Methane from a very unexpected source

Here's another source of methane (one of the most potent of the greenhouse gases) that needs to be taken into account in any climate model. It seems that certain shrubs (woody) plants themselves actually produce methane by some, as yet, unexplained mechanism, as reported in RSC Chemistry World.

Fortunately it would appear that herbaceous plants don't emit methane, but upland wooded areas may well yet turn out to be a source of at least some of the naturally occurring methane in the earth's atmosphere.

Fickle weather

One of the dire warnings issued by climatologists was that the likelihood and frequency of really nasty hurricanes would increase as global warming took hold. But the 2007 weather has, of course, been totally fickle, and refused to play ball. As the USA's 2007 hurricane season draws to a close, the country has escaped almost entirely unscathed (whilst Mexico and Central America have taken the brunt of the major storms this season).

Anybody fancy a little wager that this first fact will be seized upon by the BOFDi brigade as more evidence that global warming is not taking place?

More windmills for Don Quixote to tilt at?

Spain is going to invest in a project to develop vast windfarms in order to reduce its dependence on natural gas and coal fired power stations.

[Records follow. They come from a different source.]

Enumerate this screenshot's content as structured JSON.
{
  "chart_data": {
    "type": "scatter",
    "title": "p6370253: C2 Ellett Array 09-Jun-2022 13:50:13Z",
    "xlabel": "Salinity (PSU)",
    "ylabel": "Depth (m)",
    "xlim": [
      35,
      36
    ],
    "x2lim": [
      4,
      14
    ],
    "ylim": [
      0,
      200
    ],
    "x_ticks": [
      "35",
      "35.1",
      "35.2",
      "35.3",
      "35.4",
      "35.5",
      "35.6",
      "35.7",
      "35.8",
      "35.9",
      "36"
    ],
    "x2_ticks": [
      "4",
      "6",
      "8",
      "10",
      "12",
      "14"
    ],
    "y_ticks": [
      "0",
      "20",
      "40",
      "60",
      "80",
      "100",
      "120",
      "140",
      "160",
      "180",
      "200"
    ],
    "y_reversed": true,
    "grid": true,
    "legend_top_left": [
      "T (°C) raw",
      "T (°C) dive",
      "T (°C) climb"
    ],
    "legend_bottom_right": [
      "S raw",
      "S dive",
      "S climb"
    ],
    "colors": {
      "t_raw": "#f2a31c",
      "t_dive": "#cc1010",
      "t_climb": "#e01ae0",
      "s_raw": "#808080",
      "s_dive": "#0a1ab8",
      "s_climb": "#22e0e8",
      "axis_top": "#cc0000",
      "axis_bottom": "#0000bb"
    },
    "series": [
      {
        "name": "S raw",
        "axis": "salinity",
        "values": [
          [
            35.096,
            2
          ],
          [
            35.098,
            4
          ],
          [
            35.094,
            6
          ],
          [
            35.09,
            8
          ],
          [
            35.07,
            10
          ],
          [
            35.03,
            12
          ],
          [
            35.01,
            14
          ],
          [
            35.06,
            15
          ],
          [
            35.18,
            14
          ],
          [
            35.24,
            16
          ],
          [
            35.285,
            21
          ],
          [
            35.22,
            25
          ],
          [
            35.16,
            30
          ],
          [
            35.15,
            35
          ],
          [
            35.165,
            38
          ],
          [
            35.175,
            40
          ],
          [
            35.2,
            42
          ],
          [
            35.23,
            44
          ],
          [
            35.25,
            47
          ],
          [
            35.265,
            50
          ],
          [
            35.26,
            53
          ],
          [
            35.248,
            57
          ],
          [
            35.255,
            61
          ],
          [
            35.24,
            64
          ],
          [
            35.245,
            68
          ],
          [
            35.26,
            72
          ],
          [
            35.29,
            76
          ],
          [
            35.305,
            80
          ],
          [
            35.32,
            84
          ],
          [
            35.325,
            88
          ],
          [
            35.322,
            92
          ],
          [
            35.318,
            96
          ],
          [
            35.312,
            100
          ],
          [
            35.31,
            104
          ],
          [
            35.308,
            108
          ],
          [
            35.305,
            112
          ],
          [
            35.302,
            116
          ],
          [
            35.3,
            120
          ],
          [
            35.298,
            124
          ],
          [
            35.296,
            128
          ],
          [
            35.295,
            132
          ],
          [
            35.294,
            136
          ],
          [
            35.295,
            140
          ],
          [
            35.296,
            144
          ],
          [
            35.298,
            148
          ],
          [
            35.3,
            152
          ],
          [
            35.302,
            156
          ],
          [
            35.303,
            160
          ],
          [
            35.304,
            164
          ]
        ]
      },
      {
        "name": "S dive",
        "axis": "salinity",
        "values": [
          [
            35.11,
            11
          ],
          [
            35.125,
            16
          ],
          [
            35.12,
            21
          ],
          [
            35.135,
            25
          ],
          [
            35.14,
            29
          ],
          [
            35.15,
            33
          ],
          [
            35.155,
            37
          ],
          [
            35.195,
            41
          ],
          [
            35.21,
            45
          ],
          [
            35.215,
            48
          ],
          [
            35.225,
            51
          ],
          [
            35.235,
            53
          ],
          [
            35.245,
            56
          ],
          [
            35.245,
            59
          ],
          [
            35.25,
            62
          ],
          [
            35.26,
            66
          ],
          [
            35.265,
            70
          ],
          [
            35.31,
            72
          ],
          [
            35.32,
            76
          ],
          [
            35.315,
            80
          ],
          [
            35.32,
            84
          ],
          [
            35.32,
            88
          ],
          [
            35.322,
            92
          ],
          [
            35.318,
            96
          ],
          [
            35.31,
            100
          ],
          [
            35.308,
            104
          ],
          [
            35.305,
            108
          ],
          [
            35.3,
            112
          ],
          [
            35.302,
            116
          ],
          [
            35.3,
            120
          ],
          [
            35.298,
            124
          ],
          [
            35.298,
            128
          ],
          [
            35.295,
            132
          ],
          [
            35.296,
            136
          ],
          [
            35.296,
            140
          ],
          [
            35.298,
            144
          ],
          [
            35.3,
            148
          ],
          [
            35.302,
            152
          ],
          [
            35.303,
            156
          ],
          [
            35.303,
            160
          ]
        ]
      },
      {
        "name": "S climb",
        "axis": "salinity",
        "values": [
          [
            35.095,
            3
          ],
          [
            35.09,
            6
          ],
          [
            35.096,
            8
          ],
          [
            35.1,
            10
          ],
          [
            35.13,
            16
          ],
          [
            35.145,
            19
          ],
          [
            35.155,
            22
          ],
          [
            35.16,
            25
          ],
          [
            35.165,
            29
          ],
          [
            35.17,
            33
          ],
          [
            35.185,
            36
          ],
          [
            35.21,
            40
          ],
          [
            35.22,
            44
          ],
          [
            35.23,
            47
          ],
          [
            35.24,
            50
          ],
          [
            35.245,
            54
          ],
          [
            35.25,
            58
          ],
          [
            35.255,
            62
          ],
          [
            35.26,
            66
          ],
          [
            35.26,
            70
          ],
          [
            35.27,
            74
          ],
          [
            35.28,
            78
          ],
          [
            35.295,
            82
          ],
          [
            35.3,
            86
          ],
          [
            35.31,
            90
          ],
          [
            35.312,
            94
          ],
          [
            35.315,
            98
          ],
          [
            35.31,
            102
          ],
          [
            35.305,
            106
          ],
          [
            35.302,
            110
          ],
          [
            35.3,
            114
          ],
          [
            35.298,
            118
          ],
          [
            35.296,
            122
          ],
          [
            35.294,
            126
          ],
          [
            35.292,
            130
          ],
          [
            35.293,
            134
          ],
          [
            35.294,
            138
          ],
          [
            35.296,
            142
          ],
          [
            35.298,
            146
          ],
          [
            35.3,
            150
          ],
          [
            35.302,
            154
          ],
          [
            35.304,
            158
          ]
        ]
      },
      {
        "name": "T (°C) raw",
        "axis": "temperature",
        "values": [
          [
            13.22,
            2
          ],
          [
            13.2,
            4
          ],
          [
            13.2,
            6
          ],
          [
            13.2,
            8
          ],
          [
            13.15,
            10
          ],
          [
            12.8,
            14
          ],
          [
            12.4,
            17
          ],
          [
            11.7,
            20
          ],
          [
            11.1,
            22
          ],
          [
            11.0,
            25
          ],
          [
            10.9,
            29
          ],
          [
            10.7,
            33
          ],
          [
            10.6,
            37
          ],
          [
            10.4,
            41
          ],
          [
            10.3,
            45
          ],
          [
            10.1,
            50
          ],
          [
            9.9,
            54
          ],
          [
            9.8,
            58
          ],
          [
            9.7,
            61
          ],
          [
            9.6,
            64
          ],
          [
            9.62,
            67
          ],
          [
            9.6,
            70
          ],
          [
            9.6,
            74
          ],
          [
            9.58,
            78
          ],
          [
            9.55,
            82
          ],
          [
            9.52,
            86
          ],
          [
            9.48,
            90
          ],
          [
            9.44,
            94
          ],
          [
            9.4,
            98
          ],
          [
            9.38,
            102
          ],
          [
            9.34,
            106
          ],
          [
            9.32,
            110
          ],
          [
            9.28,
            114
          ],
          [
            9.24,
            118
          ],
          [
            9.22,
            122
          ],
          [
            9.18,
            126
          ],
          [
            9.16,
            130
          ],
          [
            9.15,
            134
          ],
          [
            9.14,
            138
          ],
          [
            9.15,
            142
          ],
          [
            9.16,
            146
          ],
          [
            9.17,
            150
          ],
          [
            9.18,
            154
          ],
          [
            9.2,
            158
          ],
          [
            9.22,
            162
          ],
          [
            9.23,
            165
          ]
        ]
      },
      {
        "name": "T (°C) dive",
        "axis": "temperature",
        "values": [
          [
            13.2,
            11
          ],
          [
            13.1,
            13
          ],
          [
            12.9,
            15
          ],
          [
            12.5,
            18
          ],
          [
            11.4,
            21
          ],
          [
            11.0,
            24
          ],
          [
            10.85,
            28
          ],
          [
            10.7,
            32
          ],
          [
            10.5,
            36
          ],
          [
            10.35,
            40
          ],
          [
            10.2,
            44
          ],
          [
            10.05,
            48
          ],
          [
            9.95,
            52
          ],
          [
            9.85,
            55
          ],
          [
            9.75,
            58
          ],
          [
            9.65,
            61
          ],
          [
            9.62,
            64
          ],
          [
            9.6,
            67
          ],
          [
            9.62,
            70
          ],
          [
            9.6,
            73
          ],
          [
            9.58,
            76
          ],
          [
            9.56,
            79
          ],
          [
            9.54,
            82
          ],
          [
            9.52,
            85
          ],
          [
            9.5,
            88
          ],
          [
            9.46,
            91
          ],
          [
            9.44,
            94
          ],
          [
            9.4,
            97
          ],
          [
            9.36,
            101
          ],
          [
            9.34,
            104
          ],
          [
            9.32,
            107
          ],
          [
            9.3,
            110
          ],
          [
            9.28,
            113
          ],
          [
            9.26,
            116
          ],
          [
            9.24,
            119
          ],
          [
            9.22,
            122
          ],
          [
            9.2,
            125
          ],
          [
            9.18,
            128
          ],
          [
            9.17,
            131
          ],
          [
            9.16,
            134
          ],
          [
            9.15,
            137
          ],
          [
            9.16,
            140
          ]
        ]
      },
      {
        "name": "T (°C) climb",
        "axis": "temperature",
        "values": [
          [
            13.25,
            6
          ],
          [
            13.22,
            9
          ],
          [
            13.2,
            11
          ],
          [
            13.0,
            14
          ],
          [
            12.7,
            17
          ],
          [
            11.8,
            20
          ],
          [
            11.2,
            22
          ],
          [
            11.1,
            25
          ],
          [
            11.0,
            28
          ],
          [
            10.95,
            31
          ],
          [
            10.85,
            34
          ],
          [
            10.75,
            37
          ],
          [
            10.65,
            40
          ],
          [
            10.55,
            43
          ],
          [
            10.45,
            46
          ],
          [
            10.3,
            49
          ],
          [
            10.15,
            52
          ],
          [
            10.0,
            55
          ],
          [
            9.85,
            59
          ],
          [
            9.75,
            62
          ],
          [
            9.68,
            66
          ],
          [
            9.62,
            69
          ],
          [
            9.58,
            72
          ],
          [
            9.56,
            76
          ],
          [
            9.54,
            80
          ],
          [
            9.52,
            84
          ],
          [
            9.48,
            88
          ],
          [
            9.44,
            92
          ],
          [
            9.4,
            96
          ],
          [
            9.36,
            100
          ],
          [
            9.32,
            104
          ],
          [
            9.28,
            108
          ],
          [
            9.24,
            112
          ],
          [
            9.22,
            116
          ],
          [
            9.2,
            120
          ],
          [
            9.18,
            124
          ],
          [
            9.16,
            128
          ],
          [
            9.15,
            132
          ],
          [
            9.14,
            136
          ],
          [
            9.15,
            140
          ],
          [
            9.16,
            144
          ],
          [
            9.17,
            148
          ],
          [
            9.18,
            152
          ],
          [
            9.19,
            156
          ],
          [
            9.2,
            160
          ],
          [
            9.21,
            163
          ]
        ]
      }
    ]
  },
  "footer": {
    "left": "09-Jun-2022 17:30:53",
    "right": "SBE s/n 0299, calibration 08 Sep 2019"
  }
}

As reported in today's Telegraph.

"The Ministry of Industry plans to announce over the next few weeks its more detailed plans to erect tens of thousands of pylons.
This will require a further investment of about €45,000m in order to produce 107.845 MW of electricity by the year 2030. The ambitious scheme involves tripling wind power in order to reduce Spain's dependency on foreign suppliers of gas (North Africa) and to reduce pollution."

The overall plan is to produce up to 49% of energy requirements from renewables by 2030. My bet is that Spain will succeed while here in the UK we will still not even be at the 20% target set for 2020, even when we get to 2030.